Practical definition of design and emotion

So, what is emotion design?



1. The recognition that a sterile focus on function is not enough anymore in usability (emotion needs to be addressed as well). Here's more on Graphic Design vs. Usability...

2. The advances in neuro-science that keep showing us how emotion plays a crucial role in decision making. This research paper shows "proof" that emotion influences all things cognitive: Integration of emotion and cognition in the lateral prefrontal cortex [technical PDF]

3. The usability community waking up to emotion as something we can use to design better products, not just an "interesting" data point. We are finally developing a framework to channel emotion based data into the construction and definition of new *user experiences*...

Practical Definitions of Emotion Design:

As a Designer:

Emotion Design is when you take the feelings of delight (satisfaction, gratification, contentment, pleasure) you get from interacting with a design and apply it to your own product! By the way, I think that's what all the new Web 2.0 energy/hype is all about...

Designers (graphic, visual) are very good at getting into the "feel" of a design- that's why we call it the "look and feel". However, emotion design is not about advocating for your own preferences. It's about merging the empathy you have for users (user centered design teaches us to advocate for our user's feelings not our own), and applying those feelings to design decisions.

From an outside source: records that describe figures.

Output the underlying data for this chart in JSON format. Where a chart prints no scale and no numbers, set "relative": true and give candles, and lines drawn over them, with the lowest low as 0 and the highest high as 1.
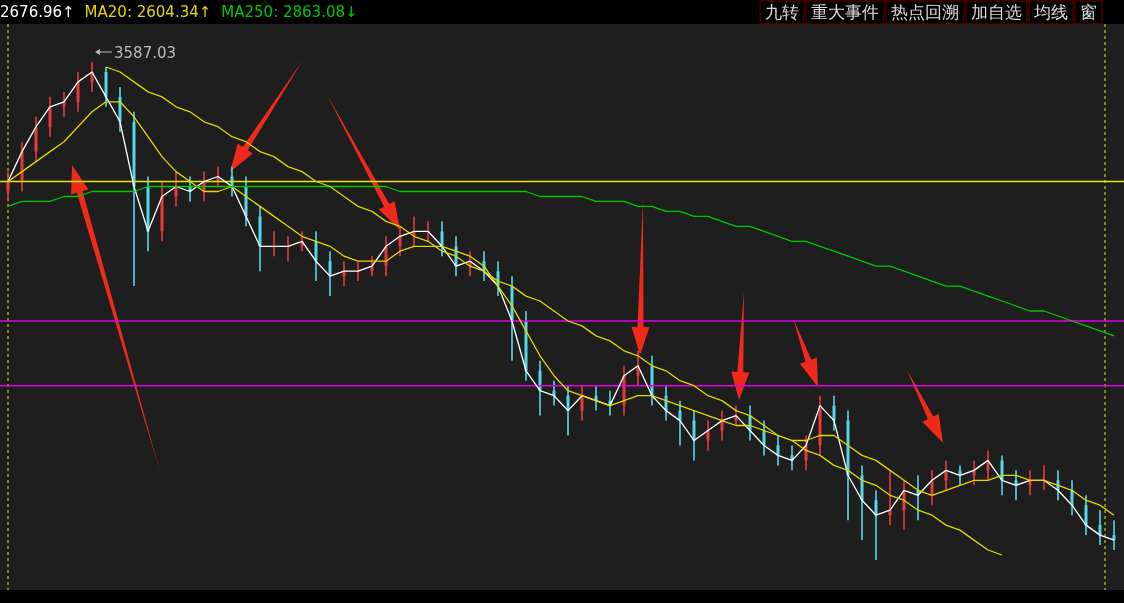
{
  "chart_data": {
    "type": "candlestick",
    "relative": true,
    "legend": "top left",
    "categories": [
      null,
      null,
      null,
      null,
      null,
      null,
      null,
      null,
      null,
      null,
      null,
      null,
      null,
      null,
      null,
      null,
      null,
      null,
      null,
      null,
      null,
      null,
      null,
      null,
      null,
      null,
      null,
      null,
      null,
      null,
      null,
      null,
      null,
      null,
      null,
      null,
      null,
      null,
      null,
      null,
      null,
      null,
      null,
      null,
      null,
      null,
      null,
      null,
      null,
      null,
      null,
      null,
      null,
      null,
      null,
      null,
      null,
      null,
      null,
      null,
      null,
      null,
      null,
      null,
      null,
      null,
      null,
      null,
      null,
      null,
      null,
      null,
      null,
      null,
      null,
      null,
      null,
      null,
      null,
      null
    ],
    "ohlc": [
      [
        0.74,
        0.78,
        0.72,
        0.76
      ],
      [
        0.76,
        0.84,
        0.74,
        0.82
      ],
      [
        0.82,
        0.89,
        0.8,
        0.87
      ],
      [
        0.87,
        0.93,
        0.85,
        0.91
      ],
      [
        0.91,
        0.94,
        0.89,
        0.92
      ],
      [
        0.92,
        0.98,
        0.9,
        0.96
      ],
      [
        0.96,
        1.0,
        0.94,
        0.98
      ],
      [
        0.98,
        0.99,
        0.91,
        0.93
      ],
      [
        0.93,
        0.95,
        0.86,
        0.88
      ],
      [
        0.88,
        0.9,
        0.55,
        0.75
      ],
      [
        0.75,
        0.77,
        0.62,
        0.66
      ],
      [
        0.66,
        0.76,
        0.64,
        0.73
      ],
      [
        0.73,
        0.78,
        0.71,
        0.75
      ],
      [
        0.75,
        0.77,
        0.72,
        0.74
      ],
      [
        0.74,
        0.78,
        0.72,
        0.76
      ],
      [
        0.76,
        0.79,
        0.75,
        0.77
      ],
      [
        0.77,
        0.79,
        0.73,
        0.75
      ],
      [
        0.75,
        0.77,
        0.67,
        0.69
      ],
      [
        0.69,
        0.71,
        0.58,
        0.63
      ],
      [
        0.63,
        0.66,
        0.61,
        0.63
      ],
      [
        0.63,
        0.65,
        0.6,
        0.63
      ],
      [
        0.63,
        0.66,
        0.62,
        0.64
      ],
      [
        0.64,
        0.66,
        0.56,
        0.6
      ],
      [
        0.6,
        0.62,
        0.53,
        0.57
      ],
      [
        0.57,
        0.6,
        0.55,
        0.58
      ],
      [
        0.58,
        0.6,
        0.56,
        0.58
      ],
      [
        0.58,
        0.61,
        0.57,
        0.59
      ],
      [
        0.59,
        0.65,
        0.57,
        0.63
      ],
      [
        0.63,
        0.67,
        0.61,
        0.65
      ],
      [
        0.65,
        0.69,
        0.63,
        0.66
      ],
      [
        0.66,
        0.68,
        0.64,
        0.66
      ],
      [
        0.66,
        0.68,
        0.61,
        0.63
      ],
      [
        0.63,
        0.65,
        0.57,
        0.59
      ],
      [
        0.59,
        0.62,
        0.57,
        0.6
      ],
      [
        0.6,
        0.62,
        0.56,
        0.58
      ],
      [
        0.58,
        0.6,
        0.53,
        0.55
      ],
      [
        0.55,
        0.57,
        0.4,
        0.48
      ],
      [
        0.48,
        0.5,
        0.36,
        0.38
      ],
      [
        0.38,
        0.4,
        0.29,
        0.34
      ],
      [
        0.34,
        0.36,
        0.31,
        0.33
      ],
      [
        0.33,
        0.35,
        0.25,
        0.3
      ],
      [
        0.3,
        0.35,
        0.28,
        0.33
      ],
      [
        0.33,
        0.35,
        0.3,
        0.32
      ],
      [
        0.32,
        0.34,
        0.29,
        0.31
      ],
      [
        0.31,
        0.39,
        0.29,
        0.37
      ],
      [
        0.37,
        0.42,
        0.35,
        0.39
      ],
      [
        0.39,
        0.41,
        0.31,
        0.33
      ],
      [
        0.33,
        0.35,
        0.28,
        0.3
      ],
      [
        0.3,
        0.32,
        0.23,
        0.28
      ],
      [
        0.28,
        0.3,
        0.2,
        0.24
      ],
      [
        0.24,
        0.28,
        0.22,
        0.26
      ],
      [
        0.26,
        0.3,
        0.24,
        0.28
      ],
      [
        0.28,
        0.31,
        0.27,
        0.29
      ],
      [
        0.29,
        0.31,
        0.24,
        0.26
      ],
      [
        0.26,
        0.28,
        0.21,
        0.23
      ],
      [
        0.23,
        0.25,
        0.19,
        0.21
      ],
      [
        0.21,
        0.23,
        0.18,
        0.2
      ],
      [
        0.2,
        0.25,
        0.18,
        0.23
      ],
      [
        0.23,
        0.33,
        0.21,
        0.31
      ],
      [
        0.31,
        0.33,
        0.26,
        0.28
      ],
      [
        0.28,
        0.3,
        0.08,
        0.17
      ],
      [
        0.17,
        0.19,
        0.04,
        0.12
      ],
      [
        0.12,
        0.14,
        0.0,
        0.09
      ],
      [
        0.09,
        0.18,
        0.07,
        0.1
      ],
      [
        0.1,
        0.16,
        0.06,
        0.14
      ],
      [
        0.14,
        0.17,
        0.08,
        0.13
      ],
      [
        0.13,
        0.18,
        0.11,
        0.16
      ],
      [
        0.16,
        0.2,
        0.14,
        0.18
      ],
      [
        0.18,
        0.19,
        0.15,
        0.17
      ],
      [
        0.17,
        0.2,
        0.15,
        0.18
      ],
      [
        0.18,
        0.22,
        0.16,
        0.2
      ],
      [
        0.2,
        0.21,
        0.13,
        0.16
      ],
      [
        0.16,
        0.18,
        0.12,
        0.15
      ],
      [
        0.15,
        0.18,
        0.13,
        0.16
      ],
      [
        0.16,
        0.19,
        0.14,
        0.16
      ],
      [
        0.16,
        0.18,
        0.12,
        0.14
      ],
      [
        0.14,
        0.16,
        0.09,
        0.11
      ],
      [
        0.11,
        0.13,
        0.05,
        0.07
      ],
      [
        0.07,
        0.1,
        0.03,
        0.05
      ],
      [
        0.05,
        0.08,
        0.02,
        0.04
      ]
    ],
    "series": [
      {
        "name": "2676.96↑",
        "type": "line",
        "color": "#ffffff",
        "values": [
          0.76,
          0.82,
          0.87,
          0.91,
          0.92,
          0.96,
          0.98,
          0.93,
          0.88,
          0.75,
          0.66,
          0.73,
          0.75,
          0.74,
          0.76,
          0.77,
          0.75,
          0.69,
          0.63,
          0.63,
          0.63,
          0.64,
          0.6,
          0.57,
          0.58,
          0.58,
          0.59,
          0.63,
          0.65,
          0.66,
          0.66,
          0.63,
          0.59,
          0.6,
          0.58,
          0.55,
          0.48,
          0.38,
          0.34,
          0.33,
          0.3,
          0.33,
          0.32,
          0.31,
          0.37,
          0.39,
          0.33,
          0.3,
          0.28,
          0.24,
          0.26,
          0.28,
          0.29,
          0.26,
          0.23,
          0.21,
          0.2,
          0.23,
          0.31,
          0.28,
          0.17,
          0.12,
          0.09,
          0.1,
          0.14,
          0.13,
          0.16,
          0.18,
          0.17,
          0.18,
          0.2,
          0.16,
          0.15,
          0.16,
          0.16,
          0.14,
          0.11,
          0.07,
          0.05,
          0.04
        ]
      },
      {
        "name": "MA20: 2604.34↑",
        "type": "line",
        "color": "#e6d600",
        "values": [
          0.76,
          0.78,
          0.8,
          0.82,
          0.84,
          0.87,
          0.9,
          0.92,
          0.92,
          0.89,
          0.85,
          0.81,
          0.78,
          0.76,
          0.74,
          0.74,
          0.75,
          0.73,
          0.71,
          0.69,
          0.67,
          0.65,
          0.64,
          0.63,
          0.61,
          0.6,
          0.6,
          0.6,
          0.62,
          0.63,
          0.63,
          0.63,
          0.62,
          0.61,
          0.59,
          0.55,
          0.51,
          0.46,
          0.41,
          0.37,
          0.34,
          0.33,
          0.32,
          0.31,
          0.32,
          0.33,
          0.33,
          0.32,
          0.31,
          0.3,
          0.29,
          0.28,
          0.27,
          0.27,
          0.26,
          0.25,
          0.24,
          0.24,
          0.25,
          0.25,
          0.23,
          0.21,
          0.2,
          0.18,
          0.16,
          0.14,
          0.13,
          0.14,
          0.15,
          0.16,
          0.16,
          0.17,
          0.17,
          0.16,
          0.16,
          0.15,
          0.14,
          0.12,
          0.11,
          0.09
        ]
      },
      {
        "name": "MA250: 2863.08↓",
        "type": "line",
        "color": "#00c800",
        "values": [
          0.71,
          0.72,
          0.72,
          0.72,
          0.73,
          0.73,
          0.74,
          0.74,
          0.74,
          0.74,
          0.75,
          0.75,
          0.75,
          0.75,
          0.75,
          0.75,
          0.75,
          0.75,
          0.75,
          0.75,
          0.75,
          0.75,
          0.75,
          0.75,
          0.75,
          0.75,
          0.75,
          0.75,
          0.74,
          0.74,
          0.74,
          0.74,
          0.74,
          0.74,
          0.74,
          0.74,
          0.74,
          0.74,
          0.73,
          0.73,
          0.73,
          0.73,
          0.72,
          0.72,
          0.72,
          0.71,
          0.71,
          0.7,
          0.7,
          0.69,
          0.69,
          0.68,
          0.67,
          0.67,
          0.66,
          0.65,
          0.64,
          0.64,
          0.63,
          0.62,
          0.61,
          0.6,
          0.59,
          0.59,
          0.58,
          0.57,
          0.56,
          0.55,
          0.55,
          0.54,
          0.53,
          0.52,
          0.51,
          0.5,
          0.5,
          0.49,
          0.48,
          0.47,
          0.46,
          0.45
        ]
      },
      {
        "type": "line",
        "color": "#d8d800",
        "values": [
          null,
          null,
          null,
          null,
          null,
          null,
          null,
          0.99,
          0.98,
          0.96,
          0.94,
          0.93,
          0.91,
          0.9,
          0.88,
          0.87,
          0.85,
          0.84,
          0.82,
          0.81,
          0.79,
          0.78,
          0.76,
          0.75,
          0.73,
          0.71,
          0.7,
          0.68,
          0.67,
          0.65,
          0.64,
          0.62,
          0.61,
          0.59,
          0.58,
          0.56,
          0.55,
          0.53,
          0.52,
          0.5,
          0.48,
          0.47,
          0.45,
          0.44,
          0.42,
          0.41,
          0.39,
          0.38,
          0.36,
          0.35,
          0.33,
          0.32,
          0.3,
          0.29,
          0.27,
          0.25,
          0.24,
          0.22,
          0.21,
          0.19,
          0.18,
          0.16,
          0.15,
          0.13,
          0.12,
          0.1,
          0.09,
          0.07,
          0.06,
          0.04,
          0.02,
          0.01,
          null,
          null,
          null,
          null,
          null,
          null,
          null,
          null
        ]
      }
    ],
    "ref_lines": [
      {
        "axis": "y",
        "value": 0.76,
        "color": "#e8e800"
      },
      {
        "axis": "y",
        "value": 0.48,
        "color": "#e000e0"
      },
      {
        "axis": "y",
        "value": 0.35,
        "color": "#e000e0"
      }
    ],
    "annotations": [
      "3587.03",
      "九转",
      "重大事件",
      "热点回溯",
      "加自选",
      "均线",
      "窗"
    ]
  }
}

Some of the greatest designs have been created from doing "deep empathy". I have been seeing a lot of writing (including lately about how they made a girl cry) about Apple's design arrogance and apparently, they do a lot of this internal "deep explore" stuff, over user-centered design. The new i-pod shuffle (little box with wearable clip) seems to have been designed from studying the criticism of this highly insightful analysis (What's wrong with the ipod?).

As a Marketer:

Emotion Design is when you find the core of your product's value proposition, and what differentiates your product from an experiential perspective, and then align everything in your marketing efforts around feelings that help propel the product toward a good user experience (poster with research insights).

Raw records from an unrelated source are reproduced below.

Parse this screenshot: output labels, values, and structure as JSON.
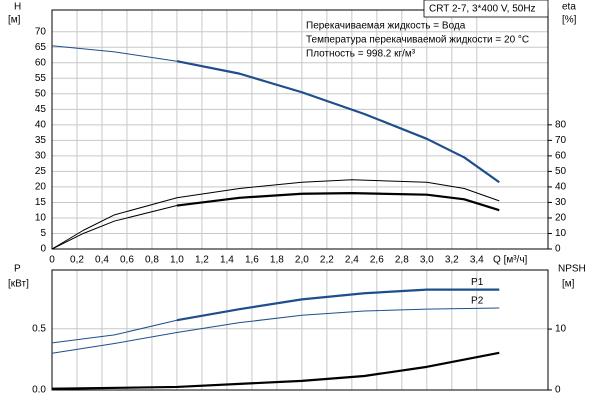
{
  "chart_data": [
    {
      "type": "line",
      "title": "CRT 2-7, 3*400 V, 50Hz",
      "notes": [
        "Перекачиваемая жидкость = Вода",
        "Температура перекачиваемой жидкости = 20 °C",
        "Плотность = 998.2 кг/м³"
      ],
      "y_label": "H",
      "y_unit": "[м]",
      "y2_label": "eta",
      "y2_unit": "[%]",
      "x_label": "Q [м³/ч]",
      "xlim": [
        0,
        3.97
      ],
      "xticks": [
        0,
        {
          "value": 0.2,
          "label": "0,2"
        },
        {
          "value": 0.4,
          "label": "0,4"
        },
        {
          "value": 0.6,
          "label": "0,6"
        },
        {
          "value": 0.8,
          "label": "0,8"
        },
        {
          "value": 1.0,
          "label": "1,0"
        },
        {
          "value": 1.2,
          "label": "1,2"
        },
        {
          "value": 1.4,
          "label": "1,4"
        },
        {
          "value": 1.6,
          "label": "1,6"
        },
        {
          "value": 1.8,
          "label": "1,8"
        },
        {
          "value": 2.0,
          "label": "2,0"
        },
        {
          "value": 2.2,
          "label": "2,2"
        },
        {
          "value": 2.4,
          "label": "2,4"
        },
        {
          "value": 2.6,
          "label": "2,6"
        },
        {
          "value": 2.8,
          "label": "2,8"
        },
        {
          "value": 3.0,
          "label": "3,0"
        },
        {
          "value": 3.2,
          "label": "3,2"
        },
        {
          "value": 3.4,
          "label": "3,4"
        }
      ],
      "ylim": [
        0,
        77
      ],
      "yticks": [
        0,
        5,
        10,
        15,
        20,
        25,
        30,
        35,
        40,
        45,
        50,
        55,
        60,
        65,
        70
      ],
      "y2lim": [
        0,
        154
      ],
      "y2ticks": [
        0,
        10,
        20,
        30,
        40,
        50,
        60,
        70,
        80
      ],
      "grid": true,
      "series": [
        {
          "color": "#1f4e8c",
          "width": 1,
          "x": [
            0,
            0.5,
            1.0
          ],
          "values": [
            65.5,
            63.5,
            60.5
          ]
        },
        {
          "color": "#1f4e8c",
          "width": 2.2,
          "x": [
            1.0,
            1.5,
            2.0,
            2.5,
            3.0,
            3.3,
            3.58
          ],
          "values": [
            60.5,
            56.5,
            50.5,
            43.5,
            35.5,
            29.5,
            21.5
          ]
        },
        {
          "color": "#000000",
          "width": 1,
          "axis": "y2",
          "x": [
            0,
            0.25,
            0.5,
            1.0,
            1.5,
            2.0,
            2.4,
            3.0,
            3.3,
            3.58
          ],
          "values": [
            0,
            12,
            22,
            33,
            39,
            43,
            44.6,
            43,
            39,
            31
          ]
        },
        {
          "color": "#000000",
          "width": 1,
          "axis": "y2",
          "x": [
            0,
            0.25,
            0.5,
            1.0
          ],
          "values": [
            0,
            10,
            18,
            28
          ]
        },
        {
          "color": "#000000",
          "width": 2.2,
          "axis": "y2",
          "x": [
            1.0,
            1.5,
            2.0,
            2.4,
            3.0,
            3.3,
            3.58
          ],
          "values": [
            28,
            33,
            35.6,
            36,
            35,
            32,
            25
          ]
        }
      ]
    },
    {
      "type": "line",
      "y_label": "P",
      "y_unit": "[кВт]",
      "y2_label": "NPSH",
      "y2_unit": "[м]",
      "xlim": [
        0,
        3.97
      ],
      "ylim": [
        0,
        0.98
      ],
      "yticks": [
        {
          "value": 0,
          "label": "0.0"
        },
        0.5
      ],
      "y2lim": [
        0,
        19.7
      ],
      "y2ticks": [
        0,
        10
      ],
      "grid": true,
      "series": [
        {
          "color": "#1f4e8c",
          "width": 1,
          "x": [
            0,
            0.5,
            1.0
          ],
          "values": [
            0.385,
            0.45,
            0.57
          ]
        },
        {
          "label": "P1",
          "color": "#1f4e8c",
          "width": 2.2,
          "x": [
            1.0,
            1.5,
            2.0,
            2.5,
            3.0,
            3.58
          ],
          "values": [
            0.57,
            0.66,
            0.74,
            0.79,
            0.82,
            0.82
          ]
        },
        {
          "label": "P2",
          "color": "#1f4e8c",
          "width": 1,
          "x": [
            0,
            0.5,
            1.0,
            1.5,
            2.0,
            2.5,
            3.0,
            3.58
          ],
          "values": [
            0.3,
            0.38,
            0.47,
            0.55,
            0.61,
            0.645,
            0.66,
            0.67
          ]
        },
        {
          "color": "#000000",
          "width": 2.2,
          "axis": "y2",
          "x": [
            0,
            1.0,
            2.0,
            2.5,
            3.0,
            3.58
          ],
          "values": [
            0.2,
            0.5,
            1.5,
            2.3,
            3.8,
            6.1
          ]
        }
      ]
    }
  ]
}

In fact, marketers, brand strategists and advertisers probably have a long history of valuing consumer emotional responses to product design or product experiences. Focus groups have been used since the 1950's to elicit and understand product appeal.

As a Developer:

Emotion design is when you help develop something that works for the user as they expect it to, and that makes no sense to you.

Developers tend to organize the world differently to end-users. Typically, a good developer will over-ride emotions (after all, coding is the science of "applied abstraction", or mathematics that produces tangible results).

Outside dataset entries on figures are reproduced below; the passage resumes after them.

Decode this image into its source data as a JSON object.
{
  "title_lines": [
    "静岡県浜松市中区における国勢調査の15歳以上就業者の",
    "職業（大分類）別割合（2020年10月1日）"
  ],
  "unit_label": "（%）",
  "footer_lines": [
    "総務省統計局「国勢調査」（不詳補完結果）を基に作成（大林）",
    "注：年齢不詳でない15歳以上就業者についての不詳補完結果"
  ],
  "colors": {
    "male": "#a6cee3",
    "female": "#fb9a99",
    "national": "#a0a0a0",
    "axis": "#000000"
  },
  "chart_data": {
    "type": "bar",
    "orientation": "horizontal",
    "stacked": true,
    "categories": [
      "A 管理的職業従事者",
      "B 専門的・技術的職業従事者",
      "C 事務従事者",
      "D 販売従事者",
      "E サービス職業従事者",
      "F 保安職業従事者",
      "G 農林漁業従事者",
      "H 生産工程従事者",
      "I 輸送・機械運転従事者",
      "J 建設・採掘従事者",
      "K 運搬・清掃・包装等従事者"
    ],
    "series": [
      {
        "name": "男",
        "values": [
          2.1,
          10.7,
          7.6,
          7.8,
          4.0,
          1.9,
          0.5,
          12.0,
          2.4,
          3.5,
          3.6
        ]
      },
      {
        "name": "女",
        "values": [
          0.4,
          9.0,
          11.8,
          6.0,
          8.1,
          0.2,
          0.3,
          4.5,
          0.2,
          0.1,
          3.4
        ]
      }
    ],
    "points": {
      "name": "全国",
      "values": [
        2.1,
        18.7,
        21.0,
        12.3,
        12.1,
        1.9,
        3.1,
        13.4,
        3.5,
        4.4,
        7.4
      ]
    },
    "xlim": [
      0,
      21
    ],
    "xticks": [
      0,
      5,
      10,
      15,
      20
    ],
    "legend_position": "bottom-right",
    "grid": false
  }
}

Error messages (error handling is currently cited as in the top 2 user experience problems by Forrester Research) are typically an area where you can see that developers and end-users are from different planets!

A recent set of error messages at Flickr and YouTube utilize "on the fly" emotion design. Beats a lousy 404 error or SQL server DB crash!


As a CEO, VC or Innovator:

Emotion design is when you understand the marketing and business value of positioning a product around the emotional-based elements of product interaction and then empower your marketers, designers and developers to properly research and design for the user experience.

I have been hearing a lot of executives in the US saying "we want to be the Starbucks or Google of...". New innovations require changing unconscious behavior. Unconscious behaviour requires understanding that behavior. In order for a design to have emotional qualities, elicit emotional reactions and utilize the emotions a user has during and with a product interaction (See this technical paper with some thoughts from my five years of deep thinking and research in this area), you need to follow the principles of experiential bonding (free poster with the concepts).

Download Experiential_Bonding.jpg


Emotion adds greater context to the term "User Experience"

Remember, the term "user experience" was coined by Dr. Don Norman at Apple in the early 1990's for the chief reason of expanding awareness and scope of the usability of a thing. He wanted to define usability beyond the functional questions of "Is it easy?; Is it intuitive?". Norman understood that usability touched so many different areas, Sales, Marketing, Business team decision making, cross-channel impressions and events including but not limited to post-product and out-of-box experiences (for tangible products). "User experience" was the term that stuck. (Also called "Customer Experience, evangelized by Mark Hurst but first coined by Lewis Carbone in the 1980's).


Did Don Norman know that his hunch to look beyond ("It works! It's easy to use!") would be the quest that led him to the revelation that:

“Up to recently, however, I could not make the connection between usability and aesthetics - they were distinct spheres of my life. Now, however, I have figured out the relationship” -Don Norman around the time of writing the book Emotional Design.